Dalam amar putusannya, majelis hakim yang diketuai oleh Sudjatmiko menilai bahwa perbuatan keduanya dmenyebabkan kerugian dengan total nominal Rp144,8 miliar dengan rincian kerugian akibat proyek pada 2007 adalah senilai Rp77,4 miliar dan pada 2008 berjumlah Rp32,4 miliar.

"Terdakwa 1 pernah menyampaikan kepada terdakwa 2 agar bila ada pemberian dari rekanan diterima saja karena Ditjen sedang tidak memiliki uang, terdakwa 1 juga meminta terdakwa 2 agar pemenang lelang disesuaikan berdasarkan tulisan tangan terdakwa 1 mengenai perusahaan-perusahaan pemenang lelang," ungkap hakim.

Padahal pemenang lelang bukanlah `supplier` melainkan hanya perusahaan yang membeli barang dari `supplier` sehingga harga yang dihitung dalam perkiraan tidak sesuai.

"Terdakwa 2 mendapatkan pemberian uang dari para perusahaan dan disimpan oleh bendahara di ESDM dan dari uang tersebut di antaranya diberikan kepada sejumlah anggota DPR dan masuk juga ke rekening terdakwa 1 dan terdakwa 2," ungkap hakim.

Hal yang memberatkan bagi Jacob adalah kontraproduktif dengan program pemberantasan korupsi pemerintah dan tidak memberikan teladan bagi jajarannya serta tidak merasa bersalah.

"Sedangkan hal yang memberatkan bagi Kosasih adalah kontraproduktif dengan program pemberantasan korupsi serta tidak berani menolak arahan yang tidak benar dari atasan," tambah hakim.

Hal yang meringankan bagi Jacob menurut hakim adalah berlaku sopan di persidangan, punya tanggungan keluarga serta pernah memperoleh penghargaan satya lancana.

"Dan hal yang meringankan untuk Kosasih adalah mengakui terus terang perbuatan di persidangan, mengabdi cukup lama sebagai pegawai negeri, sopan serta masih punya tanggungan keluarga," jelas hakim.

Dalam vonis tersebut, ada putusan berbeda (dissenting opinion) dari hakim anggota ke-1 dan hakim anggota ke-2 terkait dengan unsur semua orang yang menggugurkan dakwaan pertama yaitu dari pasal 2 ayat 1 jo Pasal 18 Undang-undang No 31 tahun 1999 tentang Pemberantasan Tindak Pidana Korupsi sebagaimana telah diubah dengan UU no 20 tahun 2001 jo Pasal 55 ayat (1) ke-1 KUHP jo Pasal 65 ayat (1) KUHP.

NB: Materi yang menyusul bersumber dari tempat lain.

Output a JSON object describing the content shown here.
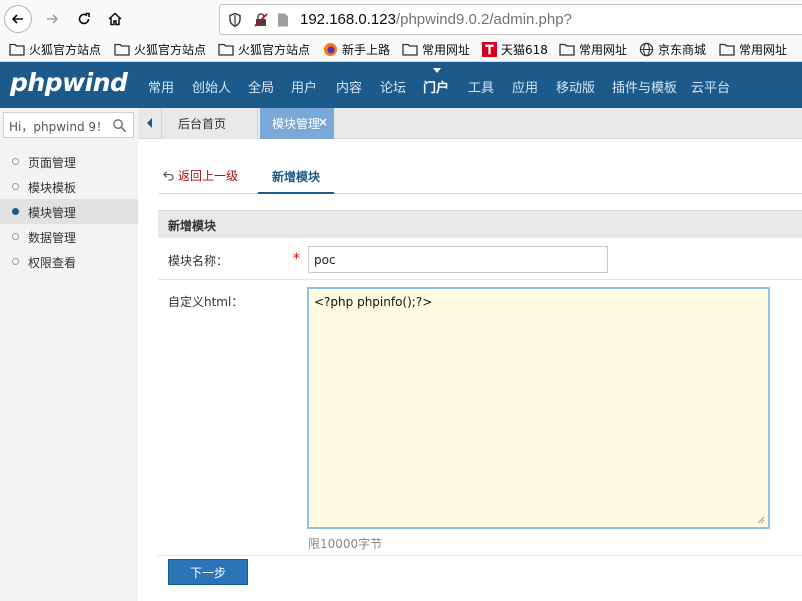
{
  "browser": {
    "url_host": "192.168.0.123",
    "url_path": "/phpwind9.0.2/admin.php?"
  },
  "bookmarks": [
    {
      "label": "火狐官方站点",
      "icon": "folder-icon"
    },
    {
      "label": "火狐官方站点",
      "icon": "folder-icon"
    },
    {
      "label": "火狐官方站点",
      "icon": "folder-icon"
    },
    {
      "label": "新手上路",
      "icon": "firefox-icon"
    },
    {
      "label": "常用网址",
      "icon": "folder-icon"
    },
    {
      "label": "天猫618",
      "icon": "tmall-icon"
    },
    {
      "label": "常用网址",
      "icon": "folder-icon"
    },
    {
      "label": "京东商城",
      "icon": "globe-icon"
    },
    {
      "label": "常用网址",
      "icon": "folder-icon"
    }
  ],
  "topnav": {
    "logo": "phpwind",
    "items": [
      "常用",
      "创始人",
      "全局",
      "用户",
      "内容",
      "论坛",
      "门户",
      "工具",
      "应用",
      "移动版",
      "插件与模板",
      "云平台"
    ],
    "active": "门户"
  },
  "sidebar": {
    "search_text": "Hi，phpwind 9！",
    "items": [
      "页面管理",
      "模块模板",
      "模块管理",
      "数据管理",
      "权限查看"
    ],
    "active": "模块管理"
  },
  "tabs": {
    "home": "后台首页",
    "current": "模块管理",
    "close": "×"
  },
  "subnav": {
    "back": "返回上一级",
    "current": "新增模块"
  },
  "form": {
    "section_title": "新增模块",
    "name_label": "模块名称：",
    "required_mark": "*",
    "name_value": "poc",
    "html_label": "自定义html：",
    "html_value": "<?php phpinfo();?>",
    "hint": "限10000字节",
    "next_button": "下一步"
  },
  "colors": {
    "nav_bg": "#1d5a8c",
    "active_tab": "#7aa9d8",
    "textarea_bg": "#fffae0",
    "button_bg": "#2b74b8"
  }
}
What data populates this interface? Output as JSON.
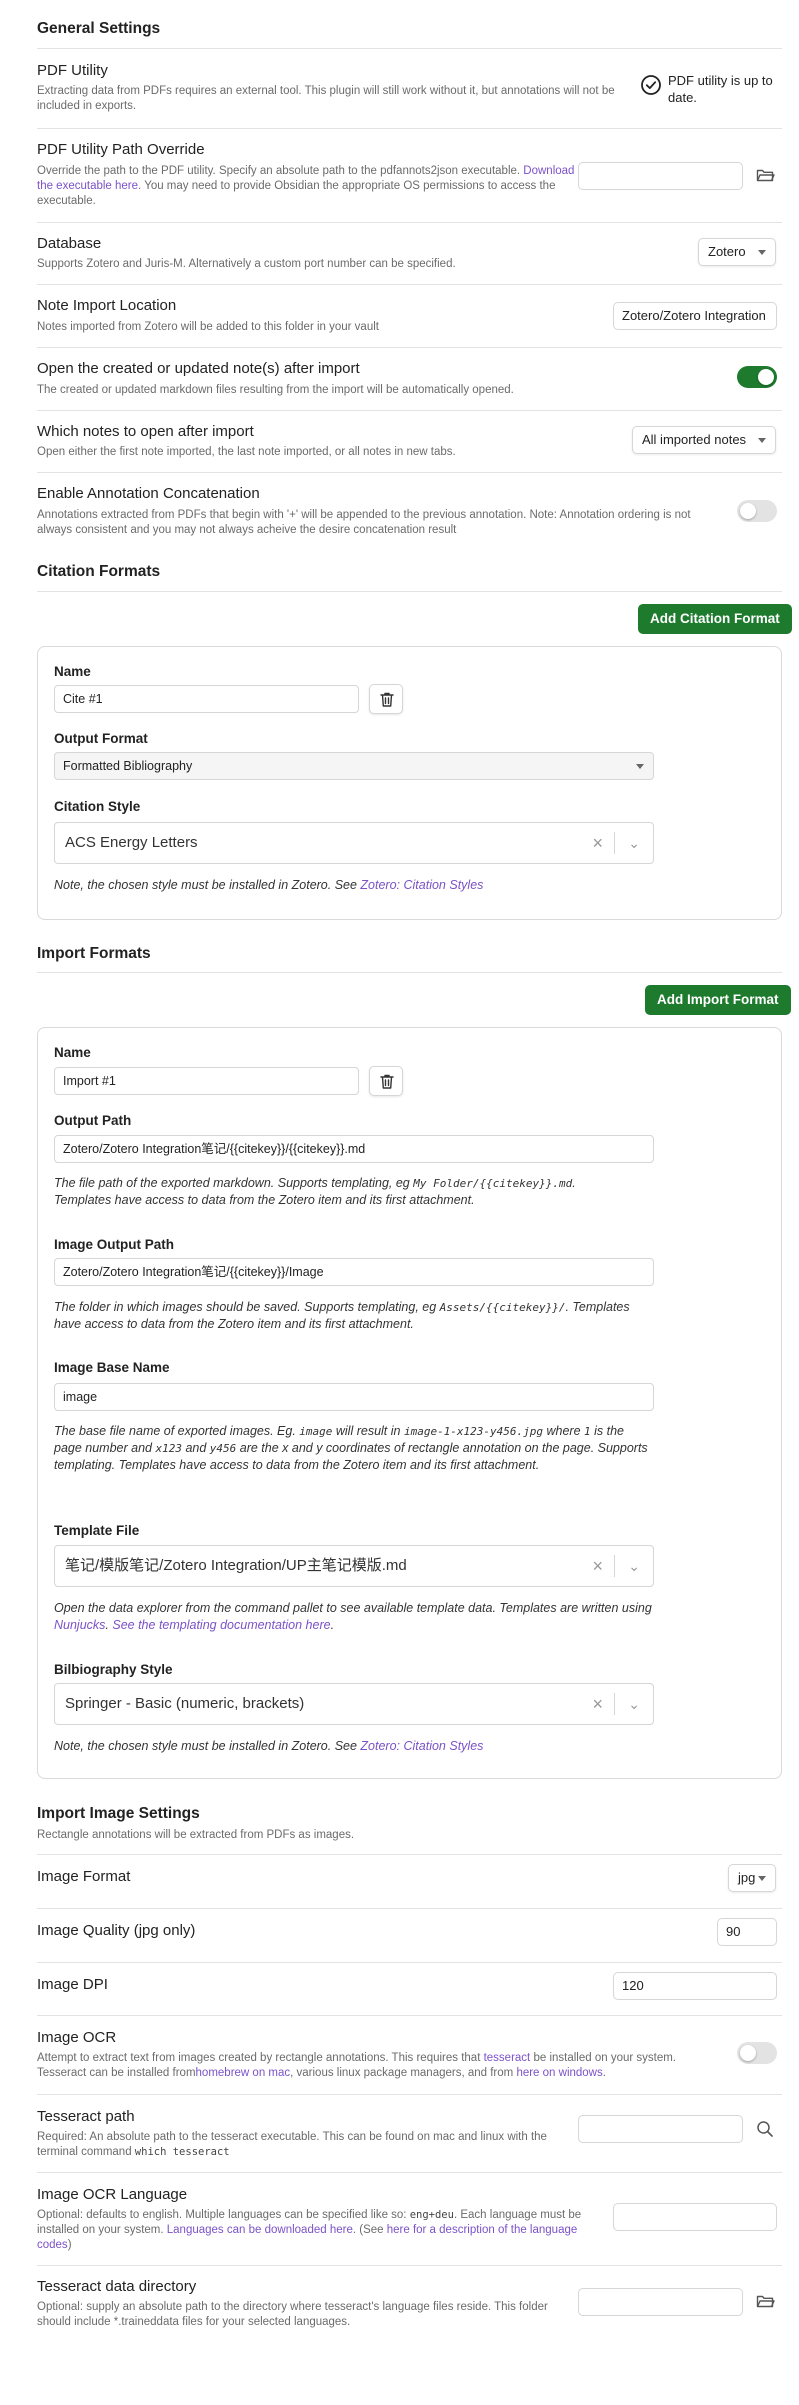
{
  "general": {
    "heading": "General Settings",
    "pdf_utility": {
      "name": "PDF Utility",
      "desc": "Extracting data from PDFs requires an external tool. This plugin will still work without it, but annotations will not be included in exports.",
      "status": "PDF utility is up to date."
    },
    "pdf_path": {
      "name": "PDF Utility Path Override",
      "desc_a": "Override the path to the PDF utility. Specify an absolute path to the pdfannots2json executable.",
      "desc_link": "Download the executable here.",
      "desc_b": " You may need to provide Obsidian the appropriate OS permissions to access the executable.",
      "value": ""
    },
    "database": {
      "name": "Database",
      "desc": "Supports Zotero and Juris-M. Alternatively a custom port number can be specified.",
      "value": "Zotero"
    },
    "note_location": {
      "name": "Note Import Location",
      "desc": "Notes imported from Zotero will be added to this folder in your vault",
      "value": "Zotero/Zotero Integration"
    },
    "open_after": {
      "name": "Open the created or updated note(s) after import",
      "desc": "The created or updated markdown files resulting from the import will be automatically opened.",
      "enabled": true
    },
    "which_notes": {
      "name": "Which notes to open after import",
      "desc": "Open either the first note imported, the last note imported, or all notes in new tabs.",
      "value": "All imported notes"
    },
    "concat": {
      "name": "Enable Annotation Concatenation",
      "desc": "Annotations extracted from PDFs that begin with '+' will be appended to the previous annotation. Note: Annotation ordering is not always consistent and you may not always acheive the desire concatenation result",
      "enabled": false
    }
  },
  "citation": {
    "heading": "Citation Formats",
    "add_label": "Add Citation Format",
    "name_label": "Name",
    "name_value": "Cite #1",
    "output_label": "Output Format",
    "output_value": "Formatted Bibliography",
    "style_label": "Citation Style",
    "style_value": "ACS Energy Letters",
    "note_a": "Note, the chosen style must be installed in Zotero. See ",
    "note_link": "Zotero: Citation Styles"
  },
  "import": {
    "heading": "Import Formats",
    "add_label": "Add Import Format",
    "name_label": "Name",
    "name_value": "Import #1",
    "output_path_label": "Output Path",
    "output_path_value": "Zotero/Zotero Integration笔记/{{citekey}}/{{citekey}}.md",
    "output_path_note_a": "The file path of the exported markdown. Supports templating, eg ",
    "output_path_note_code": "My Folder/{{citekey}}.md",
    "output_path_note_b": ". Templates have access to data from the Zotero item and its first attachment.",
    "image_output_label": "Image Output Path",
    "image_output_value": "Zotero/Zotero Integration笔记/{{citekey}}/Image",
    "image_output_note_a": "The folder in which images should be saved. Supports templating, eg ",
    "image_output_note_code": "Assets/{{citekey}}/",
    "image_output_note_b": ". Templates have access to data from the Zotero item and its first attachment.",
    "base_name_label": "Image Base Name",
    "base_name_value": "image",
    "base_name_note_1": "The base file name of exported images. Eg. ",
    "base_name_code_1": "image",
    "base_name_note_2": " will result in ",
    "base_name_code_2": "image-1-x123-y456.jpg",
    "base_name_note_3": " where ",
    "base_name_code_3": "1",
    "base_name_note_4": " is the page number and ",
    "base_name_code_4": "x123",
    "base_name_note_5": " and ",
    "base_name_code_5": "y456",
    "base_name_note_6": " are the x and y coordinates of rectangle annotation on the page. Supports templating. Templates have access to data from the Zotero item and its first attachment.",
    "template_label": "Template File",
    "template_value": "笔记/模版笔记/Zotero Integration/UP主笔记模版.md",
    "template_note_a": "Open the data explorer from the command pallet to see available template data. Templates are written using ",
    "template_link_1": "Nunjucks",
    "template_note_b": ". ",
    "template_link_2": "See the templating documentation here",
    "template_note_c": ".",
    "bib_label": "Bilbiography Style",
    "bib_value": "Springer - Basic (numeric, brackets)",
    "bib_note_a": "Note, the chosen style must be installed in Zotero. See ",
    "bib_note_link": "Zotero: Citation Styles"
  },
  "image_settings": {
    "heading": "Import Image Settings",
    "subheading": "Rectangle annotations will be extracted from PDFs as images.",
    "format": {
      "name": "Image Format",
      "value": "jpg"
    },
    "quality": {
      "name": "Image Quality (jpg only)",
      "value": "90"
    },
    "dpi": {
      "name": "Image DPI",
      "value": "120"
    },
    "ocr": {
      "name": "Image OCR",
      "desc_a": "Attempt to extract text from images created by rectangle annotations. This requires that ",
      "desc_link_1": "tesseract",
      "desc_b": " be installed on your system. Tesseract can be installed from",
      "desc_link_2": "homebrew on mac",
      "desc_c": ", various linux package managers, and from ",
      "desc_link_3": "here on windows",
      "desc_d": ".",
      "enabled": false
    },
    "tesseract_path": {
      "name": "Tesseract path",
      "desc_a": "Required: An absolute path to the tesseract executable. This can be found on mac and linux with the terminal command ",
      "desc_code": "which tesseract",
      "value": ""
    },
    "ocr_language": {
      "name": "Image OCR Language",
      "desc_a": "Optional: defaults to english. Multiple languages can be specified like so: ",
      "desc_code": "eng+deu",
      "desc_b": ". Each language must be installed on your system. ",
      "desc_link_1": "Languages can be downloaded here",
      "desc_c": ". (See ",
      "desc_link_2": "here for a description of the language codes",
      "desc_d": ")",
      "value": ""
    },
    "tesseract_data": {
      "name": "Tesseract data directory",
      "desc": "Optional: supply an absolute path to the directory where tesseract's language files reside. This folder should include *.traineddata files for your selected languages.",
      "value": ""
    }
  },
  "colors": {
    "accent": "#1e7b2e",
    "link": "#7b52c7",
    "border": "#d6d6d6"
  }
}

Pada amar putusan, disebutkan bahwa unsur semua orang pasal 2 ayat 1 tidak terpenuhi pada terdakwa 1 dan terdakwa 2 karena keduanya adalah pejabat di Kementerian ESDM, sehingga dakwaan primer tidak terbukti menurut hukum, namun dua hakim tidak menyetujui pendapat tersebut.

"Hakim anggota 1 dan hakim anggota 2 tidak sependapat dengan dakwaan subsider karena terbukti melanggar pasal 2 ayat 1 karena unsur semua orang untuk terdakwa 1 dan terdakwa 2 mencakup pengertian yang lebih luas sehingga siapa saja subjek hukum yang dapat dimintai pertangungjawabkan," kata hakim Aviantara.

Keduanya juga diminta untuk membayar uang pengganti berdasarkan pasal 18 UU Tindak Pidana Korupsi.

"Menjatuhkan pidana uang pengganti kepada terdakwa 1 sebesar Rp1,030 miliar dan terdakwa 2 Rp550 juta selambat-lambatnya setelah putusan berkekuatan hukum tetap dan bila setelah lewat waktu tidak bayar maka harta disita untuk membayar uang pengganti dan bila tidak penuhi pembayaran maka terdakwa 1 akan dipidana 2 tahun penjara sementara terdakwa 2 dipidana 1 tahun penjara," tambah hakim Sudjatmiko.